Lloyd Frost was born April 30th, 1919 and grew up in Enmore, P.E.I.  He joined the Canadian Forces in the summer of 1941 when he was 22 years old.  He trained for a year and a half, living in tents in Charlottetown, Debert, Yarmouth, Halifax and Barrie Field Camp in Ontario.  Like many soldiers, Lloyd couldn’t wait to get overseas.  He was in Debert training in 1943 and for several weeks had been listening to rumours that their squadron was soon to be deployed.  Sure enough, in the spring of 1943 he and his mates boarded the Queen Mary, headed for parts unknown.  For the next few months Lloyd and his comrades were deployed in England and Scotland, moving army equipment to top secret  locations.  They were never quite sure where they were or where they were going.  Again Lloyd was feeling anxious as to where he would be going and what would await him.  It was in the fall of 1943, when he sailed to Italy, and that is basically where he stayed for the duration of the war.  He had a brief detour to an Army Hospital Camp in North Africa where he was treated for Malaria.  Lloyd had always been very slim but the malaria caused him to be as thin as a scarecrow. 
            Lloyd spent the war with the Calgary Tanks.  It was an apt name because he drove tanks, fixed tanks, read in tanks, listened to the radio in tanks and slept in tanks for most of the war.  At times the tanks were even used to haul other military equipment across rivers or out of the muck that they had gotten bogged down in.  The tanks were barely big enough for the driver and the gunner but Lloyd mentions in his letters home that other soldiers would sometimes beg to come in because they were so sick of being cold and wet.  Lloyd, always a compassionate man, usually let them in even though it made for seriously cramped quarters. On a daily basis he didn’t have much to do with the Italians but he did mention that they shared whatever food they had and this was a gift because the men were very sick of the mess tent “bully beef.”  He also spoke of the rain, the mud and the itchy uniforms.  In the summer they got to wear shorts and they greatly appreciated them. 

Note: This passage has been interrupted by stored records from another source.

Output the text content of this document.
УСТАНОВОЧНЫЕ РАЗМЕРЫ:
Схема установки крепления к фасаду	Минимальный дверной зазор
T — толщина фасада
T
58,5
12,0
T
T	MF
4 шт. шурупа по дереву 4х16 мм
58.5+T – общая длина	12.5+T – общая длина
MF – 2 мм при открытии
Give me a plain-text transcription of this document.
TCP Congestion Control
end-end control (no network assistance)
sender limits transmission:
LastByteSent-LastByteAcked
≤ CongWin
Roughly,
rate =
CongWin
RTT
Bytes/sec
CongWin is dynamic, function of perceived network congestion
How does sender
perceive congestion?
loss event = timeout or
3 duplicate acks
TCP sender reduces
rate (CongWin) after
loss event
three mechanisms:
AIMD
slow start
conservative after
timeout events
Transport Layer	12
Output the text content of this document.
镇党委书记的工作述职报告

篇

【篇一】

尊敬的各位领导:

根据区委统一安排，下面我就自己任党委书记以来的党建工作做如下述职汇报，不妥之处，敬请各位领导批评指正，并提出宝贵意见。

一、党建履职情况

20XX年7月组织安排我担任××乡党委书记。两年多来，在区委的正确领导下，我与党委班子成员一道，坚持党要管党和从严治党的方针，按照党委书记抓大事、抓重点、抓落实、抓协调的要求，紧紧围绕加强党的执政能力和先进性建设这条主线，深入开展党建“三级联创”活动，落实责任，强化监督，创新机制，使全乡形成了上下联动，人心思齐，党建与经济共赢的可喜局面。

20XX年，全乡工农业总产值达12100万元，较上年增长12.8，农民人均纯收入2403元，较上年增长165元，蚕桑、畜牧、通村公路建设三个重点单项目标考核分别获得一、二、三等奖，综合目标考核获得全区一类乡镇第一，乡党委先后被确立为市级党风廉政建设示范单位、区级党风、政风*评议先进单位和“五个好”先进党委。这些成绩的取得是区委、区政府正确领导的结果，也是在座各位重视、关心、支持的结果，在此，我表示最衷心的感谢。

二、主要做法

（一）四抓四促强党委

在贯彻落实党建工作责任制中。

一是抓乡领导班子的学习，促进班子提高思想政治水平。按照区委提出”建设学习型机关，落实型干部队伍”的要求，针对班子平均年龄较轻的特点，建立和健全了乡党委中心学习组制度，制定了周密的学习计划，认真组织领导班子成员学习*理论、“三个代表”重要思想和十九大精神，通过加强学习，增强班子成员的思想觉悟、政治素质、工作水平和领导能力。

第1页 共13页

            Lloyd met soldiers from all over the world and by times fought side by side with them.  He mentioned fighting alongside the famous Gurkhas and being very impressed with their precision and professionalism.  At the end of the war, instead of coming straight home, he helped with the European clean up in Belgium and Holland.  It was overseas that Lloyd met Jean Martin. She was from Plymouth, England but he met her in Scotland where she was posted with the Army Forestry Corp in Britain.  He returned to P.E.I. with his war bride and they had five children together.  He was employed mainly as a carpenter and was meticulous about his work.  Jean later died and Lloyd remarried Doris Forbes thus making him a step father to four more children. 
            According to his family, Lloyd never really wanted to talk much about the war but fortunately his mother saved hundreds of letters that he mailed home.  The letters document all the years he spent in Italy and are full of information. 
            I can’t imagine what being in the war must have been like, but I do know that he had a lot of courage, heart and dedication to our country.

Private Merrill Augustus

Private Merrill Augustus Marshall was born July 4, 1896 and died April 9, 1917.  He was one of the first to die at Vimy and his name is on the monument there. He was a signal man with the Ontario Regiment 48th Highlanders of Canada.
He was 21 when he died and would have been overseas even younger but was sent home from Val Cartier when it was discovered that he was too young.   His dog tag number is 444330 which is interesting because many believe that “444”s are a sign that your angel is near and the ghost of Merrill Marshall showed up in Brackley, P.E.I. at the same time as he was killed in Vimy.  The family heard a knock on the door April 9th, answered it to find a very clearly formed ghost soldier.  They immediately knew what happened even though it was weeks before they officially got word.  He was a signalman, a job his brother had gotten him, thinking it would keep him safe but at the very beginning of the Battle of Vimy, he stuck his head up over a bunker and was shot.  His body lay there for awhile and was later blown up by subsequent explosions. He was never properly buried. His ghost haunted a third brother Charles, for many years.

BROTHERS IN ARMS

Lawrence Marshall

Lawrence Marshall (born 1892) was wounded in battle five times and sent to hospitals in England five times.  Four different times he asked four different  nurses to marry him and they accepted but permission was not granted  by the military boards.  Fifth time was a charm though  and he  married Elizabeth  Brown who returned home to Covehead with him.